Prepare-se para falar de fracassos para progredir na carreira

Esta atitude demonstra maturidade profissional, resiliência e adaptabilidade, todas elas características que as empresas adoram. Resta saber como fazê-lo sem se prejudicar...

Só não erra quem não tenta. O importante é saber explicar o que aprendeu com os erros.

Num mercado de trabalho cada vez mais competitivo e onde as oportunidades de emprego não abundam, não surpreende que muitos profissionais se sintam desconfortáveis em falar dos fracassos que cometeram ao longo dos seus percursos profissionais, tentando minimizá-los ou até escondê-los.

Mas fugir deles pode significar uma falta de maturidade profissional que em nada os ajuda a progredir na carreira, diz à Exame Brasil a espanhola Mireia Las Heras, professora da IESE Business School (Universidade de Navarra). O mercado de trabalho prefere pessoas que saibam falar sem complexos das suas falhas, justificar as suas escolhas e partilhar o que aprenderam com o erro – desde que ele tenha sido de natureza técnica e não ética. “Errar é bom porque nos apercebemos de situações em que a nossa lógica não funciona. Mas devemos ser capazes de refletir, extrair informações, analisar os motivos do erro e usar essa informação nos próximos desafios”, diz a professora.

Uma pessoa que nunca erra pode saber muito e ser excelente ou talvez nunca experimente nada de novo.

Esse fracasso pode vir a ser útil no futuro, onde poderá aplicar a lição num novo emprego. “Numa entrevista de emprego, por exemplo, fale sobre os seus erros do passado sem deixar de explicar o que aprendeu com eles. Se sabe justificar por que aquele determinado risco compensava, e o que aprendeu com o erro decorrente dele, será visto como alguém mais valioso pelas empresas. Os erros são uma consequência do risco. Uma pessoa que nunca erra talvez saiba muito e seja excelente. Outra possibilidade, mais provável, é que não experimente nada de novo.” E a falta de apetência por testar novas abordagens não é uma das aptidões preferidas das empresas.

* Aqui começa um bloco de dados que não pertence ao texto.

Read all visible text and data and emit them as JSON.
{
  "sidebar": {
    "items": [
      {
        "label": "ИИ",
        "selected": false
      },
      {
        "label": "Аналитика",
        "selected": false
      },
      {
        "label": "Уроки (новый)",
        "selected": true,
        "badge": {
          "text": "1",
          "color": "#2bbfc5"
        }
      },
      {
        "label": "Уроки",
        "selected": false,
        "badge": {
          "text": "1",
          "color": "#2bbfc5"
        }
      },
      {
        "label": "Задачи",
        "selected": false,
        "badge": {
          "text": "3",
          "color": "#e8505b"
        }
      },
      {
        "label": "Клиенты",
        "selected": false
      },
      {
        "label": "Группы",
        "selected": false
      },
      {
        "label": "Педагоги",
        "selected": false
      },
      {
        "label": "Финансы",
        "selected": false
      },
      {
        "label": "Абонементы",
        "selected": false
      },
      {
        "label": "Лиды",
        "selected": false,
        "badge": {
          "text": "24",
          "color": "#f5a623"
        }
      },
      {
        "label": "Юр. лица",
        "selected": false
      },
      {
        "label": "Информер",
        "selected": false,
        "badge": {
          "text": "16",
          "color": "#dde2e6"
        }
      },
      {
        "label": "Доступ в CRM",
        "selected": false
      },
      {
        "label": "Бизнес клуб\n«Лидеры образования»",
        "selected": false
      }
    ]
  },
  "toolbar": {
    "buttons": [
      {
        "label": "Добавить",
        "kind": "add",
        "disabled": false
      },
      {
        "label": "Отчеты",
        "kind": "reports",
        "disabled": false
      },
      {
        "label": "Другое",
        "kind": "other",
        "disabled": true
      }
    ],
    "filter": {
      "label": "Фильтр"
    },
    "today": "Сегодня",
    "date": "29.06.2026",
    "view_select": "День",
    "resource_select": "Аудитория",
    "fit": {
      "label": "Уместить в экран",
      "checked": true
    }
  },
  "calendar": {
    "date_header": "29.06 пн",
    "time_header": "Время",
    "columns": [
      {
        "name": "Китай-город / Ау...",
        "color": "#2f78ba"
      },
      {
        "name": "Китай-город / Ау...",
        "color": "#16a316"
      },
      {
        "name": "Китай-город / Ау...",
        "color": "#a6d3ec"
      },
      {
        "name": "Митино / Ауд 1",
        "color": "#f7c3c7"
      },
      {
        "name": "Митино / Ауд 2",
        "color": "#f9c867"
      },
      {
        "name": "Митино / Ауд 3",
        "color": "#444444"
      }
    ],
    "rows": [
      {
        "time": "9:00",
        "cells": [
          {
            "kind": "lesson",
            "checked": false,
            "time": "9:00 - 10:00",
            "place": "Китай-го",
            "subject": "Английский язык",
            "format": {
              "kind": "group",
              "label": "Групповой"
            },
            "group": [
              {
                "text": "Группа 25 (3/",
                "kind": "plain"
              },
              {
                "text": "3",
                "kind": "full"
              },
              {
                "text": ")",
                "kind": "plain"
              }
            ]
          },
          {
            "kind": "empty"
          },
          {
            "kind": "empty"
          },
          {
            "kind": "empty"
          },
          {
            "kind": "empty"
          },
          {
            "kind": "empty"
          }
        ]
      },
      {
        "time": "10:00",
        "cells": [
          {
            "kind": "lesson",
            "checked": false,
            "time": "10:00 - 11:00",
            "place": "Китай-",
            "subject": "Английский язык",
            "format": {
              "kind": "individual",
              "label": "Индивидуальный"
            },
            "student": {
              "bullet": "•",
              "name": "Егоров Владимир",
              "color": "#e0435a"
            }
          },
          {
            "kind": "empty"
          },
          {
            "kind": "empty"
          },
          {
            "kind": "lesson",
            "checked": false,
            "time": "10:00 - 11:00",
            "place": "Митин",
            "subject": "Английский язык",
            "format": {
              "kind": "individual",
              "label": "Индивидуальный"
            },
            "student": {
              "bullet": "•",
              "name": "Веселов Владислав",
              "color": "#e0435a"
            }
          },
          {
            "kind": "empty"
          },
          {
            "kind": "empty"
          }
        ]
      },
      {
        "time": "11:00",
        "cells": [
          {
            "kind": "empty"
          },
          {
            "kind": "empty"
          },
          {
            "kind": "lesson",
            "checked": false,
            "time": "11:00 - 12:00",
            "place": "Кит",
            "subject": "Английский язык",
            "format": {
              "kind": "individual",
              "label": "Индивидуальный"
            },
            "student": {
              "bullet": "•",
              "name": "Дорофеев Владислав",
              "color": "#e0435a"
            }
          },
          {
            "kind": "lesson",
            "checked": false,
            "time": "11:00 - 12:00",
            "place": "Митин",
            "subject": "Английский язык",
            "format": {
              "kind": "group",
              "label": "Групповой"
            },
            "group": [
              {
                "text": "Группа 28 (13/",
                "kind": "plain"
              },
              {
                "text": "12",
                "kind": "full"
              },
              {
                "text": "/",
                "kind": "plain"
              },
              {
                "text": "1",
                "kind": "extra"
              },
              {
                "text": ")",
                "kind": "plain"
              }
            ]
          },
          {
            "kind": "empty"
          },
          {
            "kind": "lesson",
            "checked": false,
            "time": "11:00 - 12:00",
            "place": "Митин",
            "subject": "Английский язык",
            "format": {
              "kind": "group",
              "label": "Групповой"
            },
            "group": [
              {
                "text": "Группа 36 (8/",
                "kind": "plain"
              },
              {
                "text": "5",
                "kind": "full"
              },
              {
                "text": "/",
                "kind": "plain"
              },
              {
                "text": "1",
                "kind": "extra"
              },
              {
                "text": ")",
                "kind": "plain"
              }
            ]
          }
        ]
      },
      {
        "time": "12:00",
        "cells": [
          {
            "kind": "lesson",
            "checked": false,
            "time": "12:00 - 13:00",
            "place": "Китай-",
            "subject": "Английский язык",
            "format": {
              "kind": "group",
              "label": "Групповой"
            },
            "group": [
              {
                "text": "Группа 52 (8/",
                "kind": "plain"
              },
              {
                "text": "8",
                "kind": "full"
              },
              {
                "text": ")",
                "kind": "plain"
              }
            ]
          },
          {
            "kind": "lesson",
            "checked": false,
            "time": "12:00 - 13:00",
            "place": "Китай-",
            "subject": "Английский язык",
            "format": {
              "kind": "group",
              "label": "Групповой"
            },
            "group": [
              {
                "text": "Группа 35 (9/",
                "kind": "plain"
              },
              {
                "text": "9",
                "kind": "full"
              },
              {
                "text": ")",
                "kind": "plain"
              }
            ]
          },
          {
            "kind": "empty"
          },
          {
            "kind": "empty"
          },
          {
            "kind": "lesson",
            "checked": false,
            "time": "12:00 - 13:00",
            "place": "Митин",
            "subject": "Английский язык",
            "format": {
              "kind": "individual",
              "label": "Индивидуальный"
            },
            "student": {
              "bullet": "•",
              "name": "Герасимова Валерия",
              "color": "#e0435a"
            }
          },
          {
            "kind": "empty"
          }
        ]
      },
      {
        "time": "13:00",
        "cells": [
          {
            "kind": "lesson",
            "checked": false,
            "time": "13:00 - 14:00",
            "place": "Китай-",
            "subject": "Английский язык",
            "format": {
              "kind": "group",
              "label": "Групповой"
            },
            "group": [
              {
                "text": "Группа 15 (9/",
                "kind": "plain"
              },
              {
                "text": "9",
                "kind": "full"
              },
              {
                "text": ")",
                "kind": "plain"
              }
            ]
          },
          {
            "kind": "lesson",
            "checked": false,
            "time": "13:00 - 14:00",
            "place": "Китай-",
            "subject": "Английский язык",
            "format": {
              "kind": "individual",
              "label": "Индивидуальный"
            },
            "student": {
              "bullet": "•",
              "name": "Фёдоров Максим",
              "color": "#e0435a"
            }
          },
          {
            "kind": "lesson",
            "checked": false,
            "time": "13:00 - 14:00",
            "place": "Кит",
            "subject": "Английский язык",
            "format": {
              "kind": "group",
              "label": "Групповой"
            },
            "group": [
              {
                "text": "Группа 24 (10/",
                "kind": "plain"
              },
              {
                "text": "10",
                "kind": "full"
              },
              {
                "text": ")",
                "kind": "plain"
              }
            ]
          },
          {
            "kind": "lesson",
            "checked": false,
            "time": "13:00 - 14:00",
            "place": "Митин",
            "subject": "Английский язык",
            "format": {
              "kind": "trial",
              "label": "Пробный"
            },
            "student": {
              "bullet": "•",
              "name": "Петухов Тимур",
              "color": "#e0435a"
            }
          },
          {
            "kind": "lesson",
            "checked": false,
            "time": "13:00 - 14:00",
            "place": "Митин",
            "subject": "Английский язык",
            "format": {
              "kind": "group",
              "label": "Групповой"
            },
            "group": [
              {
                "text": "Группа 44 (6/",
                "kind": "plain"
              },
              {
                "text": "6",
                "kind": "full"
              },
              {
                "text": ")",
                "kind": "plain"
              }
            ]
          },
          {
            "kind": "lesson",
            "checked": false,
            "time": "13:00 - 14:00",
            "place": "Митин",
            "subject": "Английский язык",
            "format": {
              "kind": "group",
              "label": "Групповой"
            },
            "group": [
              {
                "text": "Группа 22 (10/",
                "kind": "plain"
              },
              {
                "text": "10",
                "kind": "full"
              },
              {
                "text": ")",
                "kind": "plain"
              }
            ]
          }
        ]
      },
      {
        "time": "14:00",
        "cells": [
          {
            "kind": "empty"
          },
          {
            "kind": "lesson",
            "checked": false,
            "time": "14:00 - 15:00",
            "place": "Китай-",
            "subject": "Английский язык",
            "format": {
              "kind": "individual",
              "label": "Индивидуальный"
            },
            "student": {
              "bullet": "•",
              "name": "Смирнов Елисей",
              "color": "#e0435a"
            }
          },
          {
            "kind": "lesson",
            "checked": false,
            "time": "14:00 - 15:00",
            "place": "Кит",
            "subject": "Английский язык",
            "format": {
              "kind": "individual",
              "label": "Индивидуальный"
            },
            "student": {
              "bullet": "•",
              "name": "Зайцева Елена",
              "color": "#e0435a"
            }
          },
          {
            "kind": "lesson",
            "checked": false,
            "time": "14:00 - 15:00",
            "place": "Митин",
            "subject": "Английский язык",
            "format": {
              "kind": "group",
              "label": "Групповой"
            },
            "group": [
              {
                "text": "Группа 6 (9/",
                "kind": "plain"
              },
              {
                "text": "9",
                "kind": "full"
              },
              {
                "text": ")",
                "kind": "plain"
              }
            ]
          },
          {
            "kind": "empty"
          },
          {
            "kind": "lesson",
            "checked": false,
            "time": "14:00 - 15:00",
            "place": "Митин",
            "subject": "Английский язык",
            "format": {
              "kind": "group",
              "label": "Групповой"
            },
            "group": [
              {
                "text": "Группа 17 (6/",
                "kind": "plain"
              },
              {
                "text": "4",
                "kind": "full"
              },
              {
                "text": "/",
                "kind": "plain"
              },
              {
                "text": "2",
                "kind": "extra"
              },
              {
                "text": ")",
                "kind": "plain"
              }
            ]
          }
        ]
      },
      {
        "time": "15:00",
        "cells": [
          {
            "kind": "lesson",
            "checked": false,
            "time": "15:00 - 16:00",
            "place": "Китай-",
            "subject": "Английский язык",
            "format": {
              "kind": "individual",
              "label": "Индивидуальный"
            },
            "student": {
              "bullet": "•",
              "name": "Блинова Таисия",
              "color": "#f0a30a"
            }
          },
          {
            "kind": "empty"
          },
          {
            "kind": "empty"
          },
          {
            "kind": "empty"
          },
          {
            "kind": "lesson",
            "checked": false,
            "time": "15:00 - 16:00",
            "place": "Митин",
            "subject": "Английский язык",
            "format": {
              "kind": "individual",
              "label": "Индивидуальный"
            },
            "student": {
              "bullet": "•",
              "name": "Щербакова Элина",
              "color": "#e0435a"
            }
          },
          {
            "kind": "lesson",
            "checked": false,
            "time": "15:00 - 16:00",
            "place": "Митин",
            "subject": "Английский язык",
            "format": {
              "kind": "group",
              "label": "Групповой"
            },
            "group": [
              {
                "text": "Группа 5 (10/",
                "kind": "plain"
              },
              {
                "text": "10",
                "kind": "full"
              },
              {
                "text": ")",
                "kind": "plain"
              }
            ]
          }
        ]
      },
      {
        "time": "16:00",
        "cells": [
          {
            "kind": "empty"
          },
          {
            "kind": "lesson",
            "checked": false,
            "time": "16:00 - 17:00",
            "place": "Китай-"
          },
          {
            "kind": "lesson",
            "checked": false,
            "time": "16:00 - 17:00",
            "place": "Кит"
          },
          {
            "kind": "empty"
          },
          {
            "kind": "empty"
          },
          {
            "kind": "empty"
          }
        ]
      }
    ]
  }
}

A professora explica ainda que os profissionais são pouco dados ao risco porque, geralmente, não lhes dão uma segunda oportunidade de se equivocarem. “A única forma de evitar o castigo é evitar o erro, ou seja, o risco”. Mas inovar significa sempre experimentar… e aceitar que nem todas as experiências serão bem-sucedidas.

Transformar os limões em limonada

Mireia Las Heras deixa conselhos para fazer com que estes fracassos passados joguem a seu favor. “Faça uma reflexão sobre o que aconteceu. Muitas vezes não conseguirá fazer isso sozinho, será necessário estar acompanhado de alguém que não esteja envolvido em tudo o que aconteceu. No entanto, para que isso funcione, é obrigatório ter vontade de mudar. Aprender algo novo significa mudar o seu modo de fazer alguma coisa, transformar a sua maneira de pensar, incorporar uma nova informação ou experiência na sua próxima ação.”

Quase todos os profissionais que hoje admiramos foram despedidos de um emprego, de Steve Jobs a Oprah Winfrey.

Mas há mais vantagens em aprender a viver bem com os erros. “Toda a gente adora um regresso”, diz a especialista em relações públicas e colaboradora da Forbes, Jessica Kleiman. “Na maior parte dos casos, se conseguir resolver um problema e mostrar que consegue seguir em frente, os outros também conseguirão fazê-lo. A nossa sociedade adora uma boa história de sobreviventes (Martha Stewart, Charlie Sheen, Robert Downey Jr.), por isso responda de forma inteligente e ágil para que possa recuperar.” Kleiman lembra ainda que quase todos os profissionais que hoje admiramos foram despedidos de um emprego, de Steve Jobs a Oprah Winfrey. O que interessa é partilhar a lição que aprendeu.

Em novembro passado, o Huffington Post enunciava os quatro grandes erros de carreira que todos os jovens profissionais deveriam cometer até aos 30 anos, se quisessem aprender lições de carreira valiosas: estragar um projeto importante por causa de um erro crasso; ser oficiosamente despromovida de uma função (quando começam a delegar-lhe menos responsabilidades num projeto); fingir que sabe exatamente o que está a fazer e manter-se demasiado tempo num emprego que não a preenche.